Karpathy’s Wiki Idea Is Right. It Just Doesn’t Tell You How Deep to Go.

Karpathy’s Wiki Idea Is Right. It Just Doesn’t Tell You How Deep to Go.

Andrej Karpathy posted on April 3rd about a shift in how he uses AI — away from generating code on demand, toward building a self-maintaining personal knowledge base. Something that grows over time, stays readable, and doesn’t reset every time you open a new session. The post went viral within days. Then MemPalace dropped. I wrote about that one already, and suddenly everyone was talking about AI memory at once. This post is about Karpathy’s idea specifically, because I think he got the core of it right and I also think there’s a gap he didn’t address.

The core idea: if you’ve actually processed something — thought it through, made decisions with it — a compiled record of that thinking beats starting from scratch every time. The AI reads what you’ve already built instead of guessing. Nothing disappears between sessions. For someone working on one deep research topic, it’s a clean and honest design.

My problem is that I don’t have one topic. I have six workstreams running simultaneously, and they don’t behave the same way.

There’s a freelance business with clients, pricing decisions, and operational history that compounds over time. A personal blog. A YouTube channel. An Indonesian blog. A LinkedIn publishing queue. A book that doesn’t exist yet but will. Each one needs a different kind of memory. Some need deep accumulated context — decisions that reference earlier decisions, strategy that builds on itself, history that matters when a client questions a call you made three months ago. Others just need to answer “where did I leave off.” If I give all of them the same depth, I either load irrelevant context into every session, or I build a maintenance surface I’ll quietly abandon after a few weeks.

There’s another layer to this that Karpathy’s setup doesn’t account for: I don’t have one agent doing the work.
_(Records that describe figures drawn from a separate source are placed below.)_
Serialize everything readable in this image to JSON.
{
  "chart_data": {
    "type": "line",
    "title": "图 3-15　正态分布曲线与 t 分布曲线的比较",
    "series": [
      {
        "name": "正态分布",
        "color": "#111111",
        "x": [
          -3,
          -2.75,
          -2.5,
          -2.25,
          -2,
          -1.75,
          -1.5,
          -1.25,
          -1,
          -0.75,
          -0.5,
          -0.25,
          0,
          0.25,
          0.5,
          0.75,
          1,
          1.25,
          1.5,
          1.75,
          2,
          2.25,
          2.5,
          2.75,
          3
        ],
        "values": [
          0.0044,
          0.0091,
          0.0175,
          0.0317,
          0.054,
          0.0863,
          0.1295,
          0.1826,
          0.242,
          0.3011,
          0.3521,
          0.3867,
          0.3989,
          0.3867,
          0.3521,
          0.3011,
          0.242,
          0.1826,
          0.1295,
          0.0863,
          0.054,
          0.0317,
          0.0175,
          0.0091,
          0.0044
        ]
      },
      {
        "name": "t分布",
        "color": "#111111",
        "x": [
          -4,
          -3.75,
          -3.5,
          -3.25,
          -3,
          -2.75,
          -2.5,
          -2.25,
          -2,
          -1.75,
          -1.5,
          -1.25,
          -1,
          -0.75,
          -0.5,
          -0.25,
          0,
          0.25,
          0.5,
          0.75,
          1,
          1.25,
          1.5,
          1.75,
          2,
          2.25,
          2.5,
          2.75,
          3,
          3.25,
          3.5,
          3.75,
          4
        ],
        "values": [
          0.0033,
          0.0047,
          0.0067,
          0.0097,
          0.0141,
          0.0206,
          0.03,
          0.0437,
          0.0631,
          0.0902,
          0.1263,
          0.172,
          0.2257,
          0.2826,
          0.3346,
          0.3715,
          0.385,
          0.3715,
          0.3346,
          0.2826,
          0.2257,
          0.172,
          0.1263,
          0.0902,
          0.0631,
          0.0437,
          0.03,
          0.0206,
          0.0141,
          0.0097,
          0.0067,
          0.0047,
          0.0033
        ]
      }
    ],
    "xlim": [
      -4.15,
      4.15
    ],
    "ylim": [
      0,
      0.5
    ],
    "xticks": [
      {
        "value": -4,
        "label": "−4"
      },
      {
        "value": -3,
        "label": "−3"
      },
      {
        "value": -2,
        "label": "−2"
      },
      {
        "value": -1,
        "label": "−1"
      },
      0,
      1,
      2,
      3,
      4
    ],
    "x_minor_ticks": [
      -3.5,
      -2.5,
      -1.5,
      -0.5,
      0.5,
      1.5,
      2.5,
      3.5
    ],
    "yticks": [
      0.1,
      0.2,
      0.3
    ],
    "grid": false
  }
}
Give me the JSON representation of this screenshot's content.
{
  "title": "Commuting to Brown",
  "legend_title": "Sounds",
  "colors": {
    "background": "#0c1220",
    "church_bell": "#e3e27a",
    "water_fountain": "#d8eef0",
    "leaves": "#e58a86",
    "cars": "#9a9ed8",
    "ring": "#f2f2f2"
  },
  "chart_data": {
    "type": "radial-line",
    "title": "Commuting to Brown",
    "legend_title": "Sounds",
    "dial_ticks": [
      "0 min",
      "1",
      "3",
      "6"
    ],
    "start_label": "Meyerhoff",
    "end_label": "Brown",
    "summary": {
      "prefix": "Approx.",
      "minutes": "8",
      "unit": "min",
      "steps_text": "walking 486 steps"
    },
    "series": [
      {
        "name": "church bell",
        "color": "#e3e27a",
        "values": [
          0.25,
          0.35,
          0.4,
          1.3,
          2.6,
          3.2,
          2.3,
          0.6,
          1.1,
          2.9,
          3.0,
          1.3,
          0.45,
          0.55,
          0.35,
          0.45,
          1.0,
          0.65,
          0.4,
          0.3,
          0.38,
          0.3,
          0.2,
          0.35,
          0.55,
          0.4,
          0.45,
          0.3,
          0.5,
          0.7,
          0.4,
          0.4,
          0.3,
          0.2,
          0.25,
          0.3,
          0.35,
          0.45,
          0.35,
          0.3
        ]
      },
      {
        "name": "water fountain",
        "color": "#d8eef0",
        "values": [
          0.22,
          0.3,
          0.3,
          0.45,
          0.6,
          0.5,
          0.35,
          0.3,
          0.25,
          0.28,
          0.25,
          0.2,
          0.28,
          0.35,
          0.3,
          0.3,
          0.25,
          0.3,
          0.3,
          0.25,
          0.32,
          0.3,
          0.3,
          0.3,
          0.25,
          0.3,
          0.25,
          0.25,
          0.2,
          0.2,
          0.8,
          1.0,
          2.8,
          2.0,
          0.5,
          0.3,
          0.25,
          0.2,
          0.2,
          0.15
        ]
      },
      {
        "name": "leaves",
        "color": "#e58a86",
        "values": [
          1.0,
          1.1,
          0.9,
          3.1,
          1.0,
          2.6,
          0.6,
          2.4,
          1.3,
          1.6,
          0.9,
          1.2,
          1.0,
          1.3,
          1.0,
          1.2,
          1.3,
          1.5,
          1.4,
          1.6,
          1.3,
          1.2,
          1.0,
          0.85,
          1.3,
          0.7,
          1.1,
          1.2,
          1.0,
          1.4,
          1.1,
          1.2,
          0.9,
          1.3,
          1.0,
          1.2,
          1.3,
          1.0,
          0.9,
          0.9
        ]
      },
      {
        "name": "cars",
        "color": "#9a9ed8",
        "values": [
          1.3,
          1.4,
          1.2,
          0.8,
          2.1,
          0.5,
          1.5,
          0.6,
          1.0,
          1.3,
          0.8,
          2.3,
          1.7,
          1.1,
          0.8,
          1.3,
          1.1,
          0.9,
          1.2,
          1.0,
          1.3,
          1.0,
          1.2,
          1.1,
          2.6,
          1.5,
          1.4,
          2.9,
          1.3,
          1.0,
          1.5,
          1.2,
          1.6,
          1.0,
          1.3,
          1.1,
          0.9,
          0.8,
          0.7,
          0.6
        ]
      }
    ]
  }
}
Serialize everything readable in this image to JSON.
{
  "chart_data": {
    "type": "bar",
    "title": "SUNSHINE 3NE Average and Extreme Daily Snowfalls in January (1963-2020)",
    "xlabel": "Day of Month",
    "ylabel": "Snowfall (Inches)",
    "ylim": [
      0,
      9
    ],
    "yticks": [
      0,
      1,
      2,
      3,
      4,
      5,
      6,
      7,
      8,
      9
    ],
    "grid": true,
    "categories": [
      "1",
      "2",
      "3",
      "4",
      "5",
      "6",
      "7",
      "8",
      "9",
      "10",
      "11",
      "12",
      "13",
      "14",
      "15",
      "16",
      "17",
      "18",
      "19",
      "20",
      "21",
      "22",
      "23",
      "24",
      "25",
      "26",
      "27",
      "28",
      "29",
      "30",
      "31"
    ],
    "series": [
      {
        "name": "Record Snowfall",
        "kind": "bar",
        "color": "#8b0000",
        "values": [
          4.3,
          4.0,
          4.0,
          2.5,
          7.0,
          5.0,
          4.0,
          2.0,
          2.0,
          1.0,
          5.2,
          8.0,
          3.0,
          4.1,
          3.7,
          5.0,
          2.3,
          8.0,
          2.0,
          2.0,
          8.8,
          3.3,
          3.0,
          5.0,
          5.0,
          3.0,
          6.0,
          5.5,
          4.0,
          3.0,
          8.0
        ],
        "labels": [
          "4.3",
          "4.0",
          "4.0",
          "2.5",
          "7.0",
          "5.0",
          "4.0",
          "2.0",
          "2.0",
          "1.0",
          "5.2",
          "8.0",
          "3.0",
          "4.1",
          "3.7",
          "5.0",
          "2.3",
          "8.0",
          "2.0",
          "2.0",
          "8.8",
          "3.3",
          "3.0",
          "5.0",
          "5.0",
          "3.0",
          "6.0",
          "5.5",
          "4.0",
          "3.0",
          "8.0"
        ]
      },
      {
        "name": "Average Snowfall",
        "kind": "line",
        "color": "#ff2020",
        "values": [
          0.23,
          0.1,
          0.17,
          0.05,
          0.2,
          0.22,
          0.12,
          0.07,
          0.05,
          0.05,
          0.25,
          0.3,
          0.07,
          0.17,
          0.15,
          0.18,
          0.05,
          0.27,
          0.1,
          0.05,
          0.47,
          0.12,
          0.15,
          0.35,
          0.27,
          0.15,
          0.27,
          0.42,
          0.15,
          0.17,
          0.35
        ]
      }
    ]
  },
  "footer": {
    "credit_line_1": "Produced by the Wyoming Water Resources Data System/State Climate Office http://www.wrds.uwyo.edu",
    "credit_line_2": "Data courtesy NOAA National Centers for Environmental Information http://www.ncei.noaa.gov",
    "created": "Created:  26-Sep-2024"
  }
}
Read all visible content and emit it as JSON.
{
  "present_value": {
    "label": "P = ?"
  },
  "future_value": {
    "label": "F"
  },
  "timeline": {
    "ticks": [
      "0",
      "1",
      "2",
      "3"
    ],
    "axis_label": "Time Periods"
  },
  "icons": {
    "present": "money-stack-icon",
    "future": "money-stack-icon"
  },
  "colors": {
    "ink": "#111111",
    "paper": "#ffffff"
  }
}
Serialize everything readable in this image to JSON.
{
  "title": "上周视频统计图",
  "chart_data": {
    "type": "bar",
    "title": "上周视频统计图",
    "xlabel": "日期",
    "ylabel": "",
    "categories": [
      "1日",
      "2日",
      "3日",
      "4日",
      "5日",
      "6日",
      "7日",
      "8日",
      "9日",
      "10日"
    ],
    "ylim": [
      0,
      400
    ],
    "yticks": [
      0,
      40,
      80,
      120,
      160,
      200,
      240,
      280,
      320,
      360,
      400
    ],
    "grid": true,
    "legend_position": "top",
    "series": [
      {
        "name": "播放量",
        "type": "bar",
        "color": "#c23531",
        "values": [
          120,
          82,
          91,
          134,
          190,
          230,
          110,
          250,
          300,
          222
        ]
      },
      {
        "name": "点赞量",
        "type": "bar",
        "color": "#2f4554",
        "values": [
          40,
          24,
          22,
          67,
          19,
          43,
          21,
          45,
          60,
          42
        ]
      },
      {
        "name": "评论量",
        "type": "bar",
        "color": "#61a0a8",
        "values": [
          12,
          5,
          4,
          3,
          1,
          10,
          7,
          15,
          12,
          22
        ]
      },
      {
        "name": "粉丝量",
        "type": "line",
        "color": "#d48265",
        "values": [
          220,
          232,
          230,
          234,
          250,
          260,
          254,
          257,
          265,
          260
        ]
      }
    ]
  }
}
I’ve written about this separately. Claude assists my writing — fact-checking, claim-checking, helping me think through structure faster than I could alone. I decide what goes up and what doesn’t. Codex handles the building side. The roles are written down and don’t drift. That division changes the memory problem. It’s not just about how much context to load. It’s about which agent needs what, and when. Claude helping me work through a post for this blog needs a different surface than Codex building out a client workflow. Loading the full freelance business wiki into a writing session is noise. Loading only the publishing context into a build session is just wrong.

So I tiered everything by how much the work actually demands, and by who’s doing the work.

The freelance business gets the deepest structure. Repeated judgment calls, procedures that evolve, strategy that accumulates — when that context disappears you end up remaking decisions you already made. A book project will need the same depth when it starts, for a different reason: you can’t pressure-test an argument across sessions without a record of where the argument has already been. Both fit exactly the use case Karpathy was describing, and both are heavy enough to justify a properly maintained wiki.

The content work is different. YouTube, the personal blog, LinkedIn — what these need is continuity, not depth. What’s in progress, what’s been published, what angles are already used up. I don’t need months of context to work through a YouTube script. I need to know what the last three videos covered.

Then there’s the operating system itself, the thing I’m building all this inside. It’s getting a lot of my attention right now because I’m actively building it. Once it stabilizes, it becomes a light reference layer — a few durable notes, nothing that needs regular upkeep.

LinkedIn surprised me. I post twice a week and had been treating it as too lightweight to bother organizing. But low-stakes and high-frequency turned out to be its own problem. Without any structure I kept losing the thread — what angles I’d already run, what was sitting half-finished, what I’d told myself I’d get to two weeks ago. The fix wasn’t a deep knowledge base. It was a running list and a status tracker. Frequency creates its own continuity problem, and a heavy system would have been the wrong answer for it.

Karpathy built the right thing for a specific shape of work. What I had to figure out was how to apply the same underlying principle — earn structure before you build it, don’t add depth until the work genuinely demands it — across workstreams that aren’t shaped the same way, handled by agents that aren’t interchangeable. The tier model is on paper now. Building it out across all six is what comes next. That’s the Lowrobb OS case study, and I’ll write about it when there’s something real to show.